Il faut noter qu’un des moments forts du procès a été l’audition de Claudine Cordillot, ancienne maire et partie civile. Elle a expliqué comment elle avait vécu dans sa chair, la lutte contre les trafiquants de drogue : obligation de déménager dans un autre quartier en 1990 suite à l’attaque au couteau contre elle et son fils par un dealer après qu’elle ait fait signer des pétitions dans les quartiers contre le trafic de drogue ; demande du commissaire pour qu’elle s’éloigne quelque temps en province après des menaces suite à la campagne menée pour faire expulser 3 familles dont les agissements des jeunes étaient connus ; inscriptions la menaçant de mort ainsi que son fils en 2004 à la suite d’un procès important contre les dealers l’obligeant à avoir un garde du corps pendant tous ses déplacements de 2004 à 2010 ; à nouveau menaces de mort à la suite de la fermeture en 2012 d’une boite de nuit clandestine après un crime. Face à ces trafics, réels sur la ville, elle n’a jamais cessé de dénoncer les faits dont elle était témoin et de témoigner au lieu et place des gens qui avaient peur.

Dominique Girard, élu PS, ancien Maire adjoint chargé de la jeunesse, a ensuite témoigné des mesures prises par la majorité sortante concernant la sécurité et la prévention. Il a par ailleurs expliqué sa démarche de demande en réparation : il s’estime diffamé comme citoyen, diffamé comme élu, diffamé comme parent.

Après les plaidoiries très argumentées des parties civiles et avant que la parole ne soit donnée en dernier lieu à Me Henri Leclerc, avocat de N. Gandais et A. Lipietz (dont il faut saluer la tentative de sauver, par une plaidoirie habile une position indéfendable…) et aux prévenus, la Procureure a, quant à elle, requis la condamnation pour diffamation. Aucun fait ou élément précis ne vient commencer à étayer les propos accusatoires de N. Gandais et A. Lipietz : les prévenus font dire aux rapports de la CRC et aux articles de presse ce qu’ils ne disent pas et les attestations produites ne font que ressasser la rumeur.
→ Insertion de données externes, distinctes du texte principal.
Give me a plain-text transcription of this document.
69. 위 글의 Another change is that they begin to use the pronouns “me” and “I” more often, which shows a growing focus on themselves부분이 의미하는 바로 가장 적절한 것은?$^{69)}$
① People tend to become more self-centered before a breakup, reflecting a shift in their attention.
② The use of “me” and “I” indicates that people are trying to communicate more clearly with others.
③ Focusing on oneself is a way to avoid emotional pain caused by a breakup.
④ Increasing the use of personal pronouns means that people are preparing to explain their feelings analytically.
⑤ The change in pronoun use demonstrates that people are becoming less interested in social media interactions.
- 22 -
Nous espérons, bien sûr, que le Tribunal suivra les réquisitions de la Procureure (le jugement sera rendu le 19 janvier 2016) mais d’ores et déjà, ce procès nous a donné à tous une grande fierté d’avoir pu vivre une journée qui donne confiance en une justice pourtant souvent décriée.

  •  Nous vous invitons également à lire le témoignage de Brigitte CHARBONNEAU,  précédemment Adjointe socialiste au Maire de 2008 à 2014 à Villejuif:

  » Moi, Brigitte CHARBONNEAU, précédemment Adjointe socialiste au Maire de 2008 à 2014 à Villejuif, j’ai été profondément et personnellement blessée dans mon honneur et ma dignité par les propos tenus par Alain Lipietz et Nathalie Gandais sur internet en avril mai 2014, propos que l’ensemble des socialistes membres de l’exécutif ont jugé assez diffamatoires pour porter plainte.

J’ai de nouveau été blessée personnellement par leurs affirmations lors du procès qui s’est déroulé vendredi 19 nov. 2015 et par les pièces et témoignages qu’ils y ont produits.

Car enfin, comment, quand on a travaillé 6 ans dans la même équipe, présente à la Mairie de longues heures chaque jour et tard le soir, ne pas se sentir désignée complice de détournements de fonds, complice de banditisme et trafics, interventions auprès de la police pour faire libérer des trafiquants. Certes les plaignants ont plaidé que le « PS » n’est pas nommément désigné mais je faisais bien partie, en tant que membre du bureau municipal, de « l’ancienne équipe » et sauf à être soupçonnée (ainsi que mes camarades socialistes du bureau) d’une immense bêtise, je suis bien soupçonnée de complicité de crimes.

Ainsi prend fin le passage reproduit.